Jira Configurator can't find or access keystore

Hi, 

I already passed this problem. Now i have a different one.
I'm using a wildcard ssl certificate that was already issued. 

When i try to use it, in browser everything is ok, but in the health check it gives a warning of "Base URL for gadgets".

I followed the standard procedures:

1. Convert x509 Cert and Key to a pkcs12 file
2. Convert the pkcs12 file to a java keystore

When checking i found the error above: 

"Caused by: java.lang.RuntimeException: Unexpected error: java.security.InvalidAlgorithmParameterException: the trustAnchors parameter must be non-empty"

After tests:

openssl s_client -connect jira.domain.com:8443 < /dev/null | sed -ne '/-BEGIN CERTIFICATE-/,/-END CERTIFICATE-/p' > public.crt

depth=0 CN = *.domain.com
verify error:num=20:unable to get local issuer certificate
verify return:1
depth=0 CN = *.domain.com
verify error:num=27:certificate not trusted
verify return:1
depth=0 CN = *.domain.com
verify error:num=21:unable to verify the first certificate
verify return:1
DONE

The server ca, key and crt are correctly and in use in other servers / platforms

I'm not used to work with java keystore so any suggestion where i'm getting this wrong? 
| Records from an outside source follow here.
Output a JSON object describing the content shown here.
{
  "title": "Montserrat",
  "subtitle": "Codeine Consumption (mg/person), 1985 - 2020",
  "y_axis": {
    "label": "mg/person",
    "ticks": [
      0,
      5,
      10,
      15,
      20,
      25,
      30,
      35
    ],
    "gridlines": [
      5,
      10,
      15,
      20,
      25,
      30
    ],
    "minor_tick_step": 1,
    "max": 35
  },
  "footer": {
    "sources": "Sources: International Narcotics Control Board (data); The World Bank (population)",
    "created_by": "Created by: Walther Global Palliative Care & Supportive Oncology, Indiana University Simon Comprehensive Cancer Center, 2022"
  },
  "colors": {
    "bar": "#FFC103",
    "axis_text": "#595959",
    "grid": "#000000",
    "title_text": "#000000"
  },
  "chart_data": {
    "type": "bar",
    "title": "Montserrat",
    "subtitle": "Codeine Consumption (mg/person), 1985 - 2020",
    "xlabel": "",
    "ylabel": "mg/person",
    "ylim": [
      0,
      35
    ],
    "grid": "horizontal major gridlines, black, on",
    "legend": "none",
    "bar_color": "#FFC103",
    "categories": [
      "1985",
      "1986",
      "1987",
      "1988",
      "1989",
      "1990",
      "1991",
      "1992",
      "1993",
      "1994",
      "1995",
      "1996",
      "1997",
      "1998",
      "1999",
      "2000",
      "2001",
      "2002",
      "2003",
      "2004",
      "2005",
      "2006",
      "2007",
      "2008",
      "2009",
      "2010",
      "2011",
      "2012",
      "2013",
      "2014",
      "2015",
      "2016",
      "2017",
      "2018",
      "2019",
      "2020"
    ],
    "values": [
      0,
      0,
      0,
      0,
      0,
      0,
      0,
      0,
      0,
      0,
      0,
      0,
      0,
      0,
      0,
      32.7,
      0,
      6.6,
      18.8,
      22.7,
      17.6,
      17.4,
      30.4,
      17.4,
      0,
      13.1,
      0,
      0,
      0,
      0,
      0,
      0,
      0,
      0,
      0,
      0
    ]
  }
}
The error you are getting of

"Caused by: java.lang.RuntimeException: Unexpected error: java.security.InvalidAlgorithmParameterException: the trustAnchors parameter must be non-empty"

Is a clear indicator that the JVM Jira is using cannot find the path to your trust store.  Java is expecting this to be by default in a subpath of the JAVA_HOME path.   It looks like you are using a different path for the location of that trust store instead.   The KB Unable to Access SSL Services due to java.security.InvalidAlgorithmParameterException also explains this.

The good news is that there is a work-around for this.  You could either relocate that certificate to the default trust store and then reimport it, OR if you dig into the Connecting to SSL Services document you can find the section on "Alternative KeyStore Locations"

Java will normally use a system-wide keystore in $JAVA_HOME/jre/lib/security/cacerts, but it is possible to use a different keystore by specifying a parameter, -Djavax.net.ssl.trustStore=/path/to/keystore, where '/path/to/keystore' is the absolute file path of the alternative keystore.

However, setting this is not recommended because if Java is told to use a custom keystore (eg. containing a self-signed certificate), then Java will not have access to the root certificates of signing authorities found in $JAVA_HOME/jre/lib/security/cacerts, and accessing most CA-signed SSL sites will fail. It is better to add new certificates (eg. self-signed) to the system-wide keystore (as above).

So you could use that '-Djavax.net.ssl.trustStore=/path/to/keystore' parameter to the Jira Startup Options as a means to make this work, but the SSL documentation would prefer to have you use the system Java Home path to store that.